By JR on Tuesday, June 07, 2011
Asylum for black brute but not for white policeman
His British great-grandfather fought for his country in the Boer War and on the Somme before the family moved to Zimbabwe. Now Guy Taylor has sought refuge in Britain, fearing a return to his native land would leave him facing persecution.
But despite his pleas for asylum in this country, immigration judges have dismissed his bid and he faces being deported.
Being sent back: Former Zimbabwe police officer Guy Taylor has been refused asylum in the UK
The 31-year-old's case has provoked fury as it follows the decision to allow one of Robert Mugabe's former henchmen to stay in the UK indefinitely.
Phillip Machemedze was involved in 'savage acts of extreme violence', including smashing a man's jaw with pliers and then pulling out his teeth. But last month it emerged an immigration tribunal ruled he cannot be sent back to Zimbabwe, as he fears for his human rights and could face torture.
Mr Taylor, by contrast, fears he could be deported within weeks.
He was born in Zimbabwe but his great-grandfather was Welsh and served in the Army during the First World War. His mother's great-grandfather was born in Dublin and emigrated to South Africa at the turn of the last century.
In his asylum claim, Mr Taylor said that as a former policeman and member of the opposition MDC party he would be targeted by the Zimbabwean authorities who would suspect him of being a British spy. He left the police in 2000 after it came under the influence of Mugabe's ruling Zanu PF party and came to Britain in 2005, where his sister lives.
But judges dismissed his case, saying they were not convinced he was a member of the MDC and that his 'credibility' is damaged as he lived here illegally for two years after his visitor visa expired.

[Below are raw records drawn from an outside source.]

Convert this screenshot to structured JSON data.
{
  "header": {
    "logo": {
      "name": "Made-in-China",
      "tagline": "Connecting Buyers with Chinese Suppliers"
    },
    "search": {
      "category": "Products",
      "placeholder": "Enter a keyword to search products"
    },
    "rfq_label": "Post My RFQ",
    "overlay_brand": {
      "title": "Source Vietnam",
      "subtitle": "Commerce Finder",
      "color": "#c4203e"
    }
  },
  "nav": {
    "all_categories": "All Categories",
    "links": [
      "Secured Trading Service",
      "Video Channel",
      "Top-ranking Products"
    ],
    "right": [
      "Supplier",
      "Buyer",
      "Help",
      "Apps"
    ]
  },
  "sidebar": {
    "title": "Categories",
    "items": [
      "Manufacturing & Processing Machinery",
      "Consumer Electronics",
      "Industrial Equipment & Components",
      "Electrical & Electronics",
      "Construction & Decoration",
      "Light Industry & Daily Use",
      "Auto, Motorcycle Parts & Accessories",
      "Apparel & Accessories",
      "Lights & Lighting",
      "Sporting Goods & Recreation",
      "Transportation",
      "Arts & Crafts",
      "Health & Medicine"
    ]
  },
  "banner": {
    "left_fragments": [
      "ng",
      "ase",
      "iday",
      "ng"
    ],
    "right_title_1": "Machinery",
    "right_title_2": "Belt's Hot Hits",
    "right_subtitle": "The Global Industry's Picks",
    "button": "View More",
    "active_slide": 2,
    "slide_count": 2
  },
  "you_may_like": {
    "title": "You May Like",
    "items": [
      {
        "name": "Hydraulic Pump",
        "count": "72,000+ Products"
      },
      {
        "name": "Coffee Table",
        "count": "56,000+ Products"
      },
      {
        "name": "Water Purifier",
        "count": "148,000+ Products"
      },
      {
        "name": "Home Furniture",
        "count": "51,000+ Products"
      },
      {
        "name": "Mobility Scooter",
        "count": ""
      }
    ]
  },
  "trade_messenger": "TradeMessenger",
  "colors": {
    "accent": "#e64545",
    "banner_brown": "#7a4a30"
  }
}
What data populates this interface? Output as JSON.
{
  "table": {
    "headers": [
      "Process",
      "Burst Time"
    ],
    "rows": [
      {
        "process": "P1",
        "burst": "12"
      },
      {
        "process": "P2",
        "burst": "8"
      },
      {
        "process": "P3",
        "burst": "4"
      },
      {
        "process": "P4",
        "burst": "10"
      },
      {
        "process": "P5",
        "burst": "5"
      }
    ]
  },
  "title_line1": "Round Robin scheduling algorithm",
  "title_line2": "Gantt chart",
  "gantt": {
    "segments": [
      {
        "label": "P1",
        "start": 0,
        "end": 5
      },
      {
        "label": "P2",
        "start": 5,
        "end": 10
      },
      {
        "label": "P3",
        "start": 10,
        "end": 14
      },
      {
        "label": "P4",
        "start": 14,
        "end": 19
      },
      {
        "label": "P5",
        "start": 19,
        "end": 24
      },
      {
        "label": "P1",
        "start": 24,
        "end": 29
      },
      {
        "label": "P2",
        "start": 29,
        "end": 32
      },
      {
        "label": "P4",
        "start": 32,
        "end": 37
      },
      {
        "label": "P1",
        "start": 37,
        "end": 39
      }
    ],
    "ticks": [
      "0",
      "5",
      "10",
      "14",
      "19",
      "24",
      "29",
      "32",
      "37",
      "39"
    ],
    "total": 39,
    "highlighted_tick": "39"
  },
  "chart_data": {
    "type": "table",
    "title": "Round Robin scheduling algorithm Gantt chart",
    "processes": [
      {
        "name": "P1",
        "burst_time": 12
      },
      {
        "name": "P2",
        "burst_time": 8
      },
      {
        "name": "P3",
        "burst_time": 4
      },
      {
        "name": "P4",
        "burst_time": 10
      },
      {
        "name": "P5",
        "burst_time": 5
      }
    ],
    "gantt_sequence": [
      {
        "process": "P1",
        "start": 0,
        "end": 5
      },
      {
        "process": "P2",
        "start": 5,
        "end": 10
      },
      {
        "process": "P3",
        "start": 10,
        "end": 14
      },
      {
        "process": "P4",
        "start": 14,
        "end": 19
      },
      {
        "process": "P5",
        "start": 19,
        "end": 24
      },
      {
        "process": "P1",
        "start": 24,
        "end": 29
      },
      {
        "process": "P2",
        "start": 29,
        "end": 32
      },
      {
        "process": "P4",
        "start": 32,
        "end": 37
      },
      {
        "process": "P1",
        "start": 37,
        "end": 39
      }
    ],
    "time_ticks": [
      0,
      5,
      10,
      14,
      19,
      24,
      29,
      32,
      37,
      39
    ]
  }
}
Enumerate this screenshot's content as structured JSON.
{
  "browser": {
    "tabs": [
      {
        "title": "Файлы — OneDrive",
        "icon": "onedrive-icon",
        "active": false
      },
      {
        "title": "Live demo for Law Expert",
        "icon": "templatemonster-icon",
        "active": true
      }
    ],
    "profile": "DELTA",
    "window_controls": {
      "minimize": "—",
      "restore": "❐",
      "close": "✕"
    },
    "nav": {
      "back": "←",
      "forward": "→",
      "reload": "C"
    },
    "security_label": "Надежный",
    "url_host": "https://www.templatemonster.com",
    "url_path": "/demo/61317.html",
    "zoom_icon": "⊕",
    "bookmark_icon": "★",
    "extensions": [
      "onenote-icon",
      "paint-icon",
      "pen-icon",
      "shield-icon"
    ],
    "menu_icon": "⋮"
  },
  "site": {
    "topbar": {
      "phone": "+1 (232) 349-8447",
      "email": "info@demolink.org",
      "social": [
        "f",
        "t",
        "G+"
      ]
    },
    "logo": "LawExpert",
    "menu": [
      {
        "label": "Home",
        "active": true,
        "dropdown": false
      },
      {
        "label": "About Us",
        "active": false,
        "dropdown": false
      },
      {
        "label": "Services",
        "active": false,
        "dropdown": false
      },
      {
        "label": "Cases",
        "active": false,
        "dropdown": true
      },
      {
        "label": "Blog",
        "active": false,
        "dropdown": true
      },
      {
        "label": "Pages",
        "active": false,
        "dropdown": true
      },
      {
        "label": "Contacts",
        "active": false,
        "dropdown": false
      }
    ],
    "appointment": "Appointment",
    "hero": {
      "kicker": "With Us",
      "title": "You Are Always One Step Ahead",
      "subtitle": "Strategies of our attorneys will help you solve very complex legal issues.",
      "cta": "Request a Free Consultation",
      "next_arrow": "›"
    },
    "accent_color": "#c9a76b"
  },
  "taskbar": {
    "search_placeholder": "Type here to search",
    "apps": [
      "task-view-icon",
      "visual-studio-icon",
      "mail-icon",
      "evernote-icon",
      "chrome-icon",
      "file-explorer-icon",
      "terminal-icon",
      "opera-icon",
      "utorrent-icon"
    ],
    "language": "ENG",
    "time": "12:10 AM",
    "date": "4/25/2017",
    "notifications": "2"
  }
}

Last night Mr Taylor said: 'If I go back there I will be persecuted. 'I fear for my safety. They are notorious for their brutality. 'I was taken aback that this man, this torturer, can be allowed to stay in the UK and I’m not. I have got a genuine claim for asylum. 'I have put my fears across, I have proved what's going to happen to me, but they won’t listen.'
By contrast, Machemedze has won his case and – failing a successful appeal by the Home Office – will be allowed to stay here indefinitely. The 46-year-old former member of the feared Central Intelligence Organisation inflicted horrific injuries on Mugabe's political opponents.
He came to Britain in 2000 but didn’t claim asylum for another eight years. His wife has been granted asylum and the couple live in Bristol.